There were many things about this past year that were surprising. I was particularly amazed by the response of farms in communities all around, changing how they operated, coming together to make sure good food was available for people who needed it. I was surprised by the colossal failure of our country's food system to respond to the pandemic as it unfolded. It became abundantly clear that our highly efficient, just-in-time delivery, cost reductionist, consolidated, monopolized food system had zero room to handle upsets. The small, local farmers were able to pivot quickly to meet the needs of their customers while supermarket shelves were bare and people were panicking over shortages. Our culture of cheap food left us vulnerable to supply disruptions while farmers were forced to throw away good food because they couldn't sell or process it. For every consumer, this should have been appalling and a wake up call. There needs to be strong action now to change food accessibility everywhere, starting with breaking up the meat processing monopolies and expanding the number of small and medium local processing facilities throughout the country.

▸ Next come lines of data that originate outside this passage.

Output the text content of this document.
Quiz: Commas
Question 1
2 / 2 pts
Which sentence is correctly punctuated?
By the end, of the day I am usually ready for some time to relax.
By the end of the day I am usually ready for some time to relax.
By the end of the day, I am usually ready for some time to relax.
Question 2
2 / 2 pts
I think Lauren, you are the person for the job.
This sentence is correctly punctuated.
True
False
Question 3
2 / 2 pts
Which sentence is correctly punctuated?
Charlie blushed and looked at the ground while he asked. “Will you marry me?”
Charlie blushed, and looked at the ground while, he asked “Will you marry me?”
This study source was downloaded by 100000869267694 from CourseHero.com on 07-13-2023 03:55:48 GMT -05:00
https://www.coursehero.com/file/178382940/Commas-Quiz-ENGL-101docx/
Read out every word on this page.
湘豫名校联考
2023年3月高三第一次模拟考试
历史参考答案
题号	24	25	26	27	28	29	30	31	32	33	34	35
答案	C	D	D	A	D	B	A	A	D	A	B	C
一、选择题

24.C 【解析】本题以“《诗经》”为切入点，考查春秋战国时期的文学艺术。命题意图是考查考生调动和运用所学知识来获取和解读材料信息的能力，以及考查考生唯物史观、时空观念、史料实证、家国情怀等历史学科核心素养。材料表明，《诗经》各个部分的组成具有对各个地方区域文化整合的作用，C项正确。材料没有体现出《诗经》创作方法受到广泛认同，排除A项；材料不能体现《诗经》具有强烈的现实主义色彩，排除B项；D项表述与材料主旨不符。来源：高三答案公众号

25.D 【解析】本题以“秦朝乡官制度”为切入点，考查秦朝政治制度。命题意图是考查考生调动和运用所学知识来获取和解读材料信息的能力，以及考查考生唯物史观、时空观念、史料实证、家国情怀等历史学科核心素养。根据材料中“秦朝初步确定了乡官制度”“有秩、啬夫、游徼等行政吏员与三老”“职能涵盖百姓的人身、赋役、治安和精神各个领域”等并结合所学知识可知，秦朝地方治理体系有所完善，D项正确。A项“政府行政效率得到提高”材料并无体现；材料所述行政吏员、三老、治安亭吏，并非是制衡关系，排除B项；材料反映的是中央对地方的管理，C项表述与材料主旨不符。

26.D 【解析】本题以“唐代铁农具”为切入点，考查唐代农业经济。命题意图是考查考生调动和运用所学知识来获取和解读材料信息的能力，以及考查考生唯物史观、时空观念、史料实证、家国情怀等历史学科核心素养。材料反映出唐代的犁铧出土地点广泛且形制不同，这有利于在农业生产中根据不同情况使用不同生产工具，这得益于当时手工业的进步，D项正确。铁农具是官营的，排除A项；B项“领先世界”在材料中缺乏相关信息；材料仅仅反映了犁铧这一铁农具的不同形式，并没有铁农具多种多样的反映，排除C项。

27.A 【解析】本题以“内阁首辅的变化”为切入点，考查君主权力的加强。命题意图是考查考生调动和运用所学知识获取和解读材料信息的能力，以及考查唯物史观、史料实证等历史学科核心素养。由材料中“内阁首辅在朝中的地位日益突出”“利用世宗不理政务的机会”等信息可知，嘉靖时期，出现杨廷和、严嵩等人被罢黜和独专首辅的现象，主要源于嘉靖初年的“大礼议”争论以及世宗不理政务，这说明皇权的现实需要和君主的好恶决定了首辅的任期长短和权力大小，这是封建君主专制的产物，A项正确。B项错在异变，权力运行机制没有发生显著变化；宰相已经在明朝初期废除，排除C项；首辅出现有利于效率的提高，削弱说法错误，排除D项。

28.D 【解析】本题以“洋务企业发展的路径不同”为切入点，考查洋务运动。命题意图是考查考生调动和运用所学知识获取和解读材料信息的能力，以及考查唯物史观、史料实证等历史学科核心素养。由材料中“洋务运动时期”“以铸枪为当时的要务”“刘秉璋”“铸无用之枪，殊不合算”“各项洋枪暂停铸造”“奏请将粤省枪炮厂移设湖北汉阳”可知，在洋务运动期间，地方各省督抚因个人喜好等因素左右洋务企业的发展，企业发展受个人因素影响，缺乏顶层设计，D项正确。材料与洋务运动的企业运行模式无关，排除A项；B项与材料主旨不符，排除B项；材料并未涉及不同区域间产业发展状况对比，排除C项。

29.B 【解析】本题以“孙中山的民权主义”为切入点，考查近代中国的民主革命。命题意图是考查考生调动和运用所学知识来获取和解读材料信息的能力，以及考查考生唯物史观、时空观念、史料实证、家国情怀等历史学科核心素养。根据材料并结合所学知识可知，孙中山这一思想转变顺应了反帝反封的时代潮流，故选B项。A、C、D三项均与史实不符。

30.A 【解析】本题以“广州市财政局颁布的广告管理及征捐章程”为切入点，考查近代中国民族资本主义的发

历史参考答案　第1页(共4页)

For me, the main takeaway from this past year, once I filtered out all the negativity thrown at us on a daily basis, was that the pandemic brought out the best in a lot of people. It seemed to stop people in their tracks, make them look around, and focus on what was important. Community, helping our neighbors, kindness. Just within my tiny town of Canterbury, I saw a tremendous upswell of people helping each other, checking on their neighbors, offering their time, labor, whatever they could. I'm hopeful that enough of this goodness remains after this crisis is over to perhaps reset our focus on what's really important. For now, my attention turns to the seed catalogues and 2021 garden plan, inventorying my seed starting supplies, taking hikes with my dog and working on my aching back. Moving forward to brighter days ahead.